PRO kontra soal lesbian, gay, biseksual dan transgender (LGBT) kembali mencuat. Penyebabnya, pada Sabtu (20/1), Ketua MPR Zulkifli Hasan menyebut, ada lima partai di DPR yang mendukung LGBT saat mengisi acara di Pondok Pesantren Daar El-Qolam di Tangerang.
Dinilai sensitif dan berbau politis, sejumlah fraksi mengklarifikasi pernyataan ketua MPR. Apalagi, pernyataan ini sudah kedua kalinya disampaikan setelah sebelumnya di acara Tanwir I Aisyiyah di Surabaya, juga disampaikan.
Karena tak menyebutkan partai mana saja yang mendukung LGBT, PPP, Partai Demokrat, dan PKS langsung berkomentar bahwa mereka menolak dan melarang LGBT.

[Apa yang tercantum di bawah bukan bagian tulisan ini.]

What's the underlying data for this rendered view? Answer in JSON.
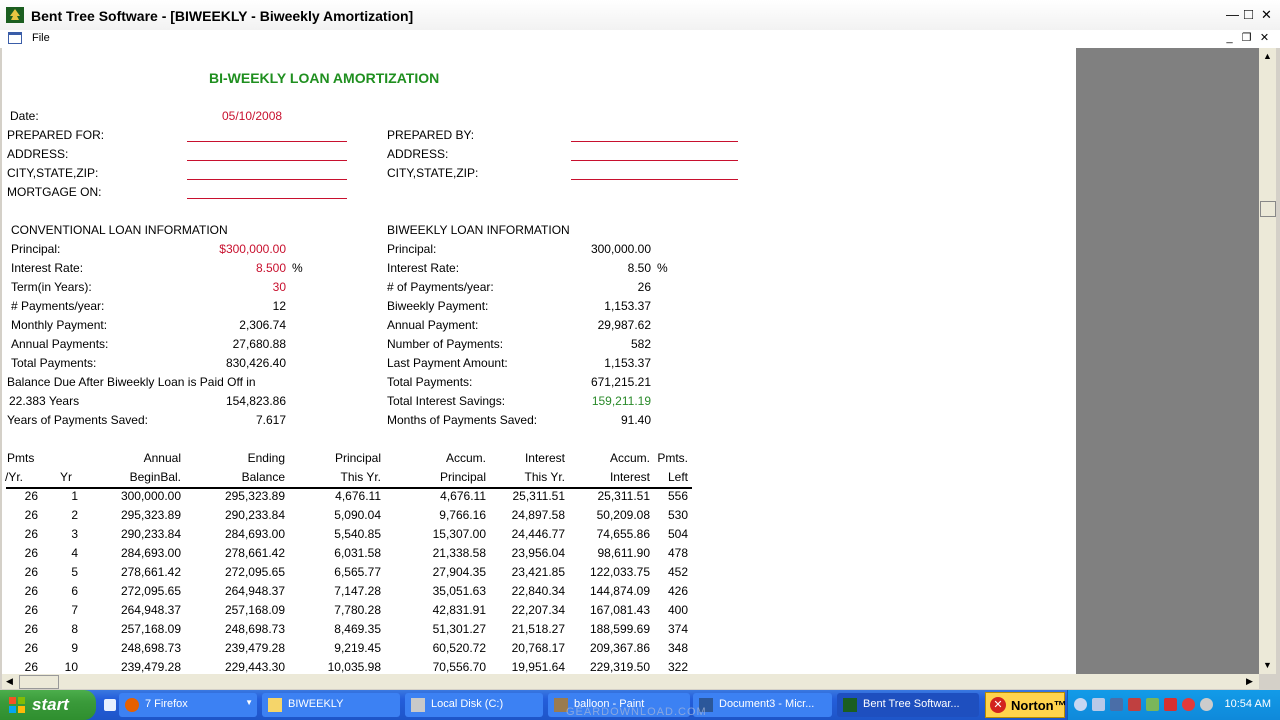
{
  "window": {
    "title": "Bent Tree Software - [BIWEEKLY - Biweekly Amortization]",
    "minimize": "—",
    "maximize": "□",
    "close": "✕",
    "mdi_minimize": "_",
    "mdi_restore": "❐",
    "mdi_close": "✕"
  },
  "menu": {
    "file": "File"
  },
  "report": {
    "heading": "BI-WEEKLY LOAN AMORTIZATION",
    "date_label": "Date:",
    "date_value": "05/10/2008",
    "prepared_for": "PREPARED FOR:",
    "address_left": "ADDRESS:",
    "city_left": "CITY,STATE,ZIP:",
    "mortgage_on": "MORTGAGE ON:",
    "prepared_by": "PREPARED BY:",
    "address_right": "ADDRESS:",
    "city_right": "CITY,STATE,ZIP:"
  },
  "conventional": {
    "heading": "CONVENTIONAL LOAN INFORMATION",
    "principal_label": "Principal:",
    "principal": "$300,000.00",
    "rate_label": "Interest Rate:",
    "rate": "8.500",
    "pct": "%",
    "term_label": "Term(in Years):",
    "term": "30",
    "ppy_label": "# Payments/year:",
    "ppy": "12",
    "monthly_label": "Monthly Payment:",
    "monthly": "2,306.74",
    "annual_label": "Annual Payments:",
    "annual": "27,680.88",
    "total_label": "Total Payments:",
    "total": "830,426.40",
    "balance_label": "Balance Due After Biweekly Loan is Paid Off in",
    "years_label": "22.383  Years",
    "balance_value": "154,823.86",
    "saved_label": "Years of Payments Saved:",
    "saved": "7.617"
  },
  "biweekly": {
    "heading": "BIWEEKLY LOAN INFORMATION",
    "principal_label": "Principal:",
    "principal": "300,000.00",
    "rate_label": "Interest Rate:",
    "rate": "8.50",
    "pct": "%",
    "ppy_label": "# of Payments/year:",
    "ppy": "26",
    "payment_label": "Biweekly Payment:",
    "payment": "1,153.37",
    "annual_label": "Annual Payment:",
    "annual": "29,987.62",
    "count_label": "Number of Payments:",
    "count": "582",
    "last_label": "Last Payment Amount:",
    "last": "1,153.37",
    "total_label": "Total Payments:",
    "total": "671,215.21",
    "savings_label": "Total Interest Savings:",
    "savings": "159,211.19",
    "months_label": "Months of Payments Saved:",
    "months": "91.40"
  },
  "table": {
    "headers_top": [
      "Pmts",
      "",
      "Annual",
      "Ending",
      "Principal",
      "Accum.",
      "Interest",
      "Accum.",
      "Pmts."
    ],
    "headers_bottom": [
      "/Yr.",
      "Yr",
      "BeginBal.",
      "Balance",
      "This Yr.",
      "Principal",
      "This Yr.",
      "Interest",
      "Left"
    ],
    "rows": [
      [
        "26",
        "1",
        "300,000.00",
        "295,323.89",
        "4,676.11",
        "4,676.11",
        "25,311.51",
        "25,311.51",
        "556"
      ],
      [
        "26",
        "2",
        "295,323.89",
        "290,233.84",
        "5,090.04",
        "9,766.16",
        "24,897.58",
        "50,209.08",
        "530"
      ],
      [
        "26",
        "3",
        "290,233.84",
        "284,693.00",
        "5,540.85",
        "15,307.00",
        "24,446.77",
        "74,655.86",
        "504"
      ],
      [
        "26",
        "4",
        "284,693.00",
        "278,661.42",
        "6,031.58",
        "21,338.58",
        "23,956.04",
        "98,611.90",
        "478"
      ],
      [
        "26",
        "5",
        "278,661.42",
        "272,095.65",
        "6,565.77",
        "27,904.35",
        "23,421.85",
        "122,033.75",
        "452"
      ],
      [
        "26",
        "6",
        "272,095.65",
        "264,948.37",
        "7,147.28",
        "35,051.63",
        "22,840.34",
        "144,874.09",
        "426"
      ],
      [
        "26",
        "7",
        "264,948.37",
        "257,168.09",
        "7,780.28",
        "42,831.91",
        "22,207.34",
        "167,081.43",
        "400"
      ],
      [
        "26",
        "8",
        "257,168.09",
        "248,698.73",
        "8,469.35",
        "51,301.27",
        "21,518.27",
        "188,599.69",
        "374"
      ],
      [
        "26",
        "9",
        "248,698.73",
        "239,479.28",
        "9,219.45",
        "60,520.72",
        "20,768.17",
        "209,367.86",
        "348"
      ],
      [
        "26",
        "10",
        "239,479.28",
        "229,443.30",
        "10,035.98",
        "70,556.70",
        "19,951.64",
        "229,319.50",
        "322"
      ]
    ]
  },
  "taskbar": {
    "start": "start",
    "tasks": [
      {
        "label": "7 Firefox",
        "icon": "firefox-icon"
      },
      {
        "label": "BIWEEKLY",
        "icon": "folder-icon"
      },
      {
        "label": "Local Disk (C:)",
        "icon": "drive-icon"
      },
      {
        "label": "balloon - Paint",
        "icon": "paint-icon"
      },
      {
        "label": "Document3 - Micr...",
        "icon": "word-icon"
      },
      {
        "label": "Bent Tree Softwar...",
        "icon": "tree-icon"
      }
    ],
    "norton": "Norton™",
    "clock": "10:54 AM",
    "watermark": "GEARDOWNLOAD.COM"
  }
}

Ujung-ujungnya pernyataan Zulkifli Hasan juga dianggap sejumlah anggota dewan sebagai pencitraan dan upaya mencari panggung. Sebagaimana anggota DPR dan juga Sekjen PPP Arsul Sani yang balik menyerang Zulkifli Hasan, karena PAN, partai asal Zulkifli Hasan, malahan tidak hadir dalam rapat pembahasan yang menolak LGBT.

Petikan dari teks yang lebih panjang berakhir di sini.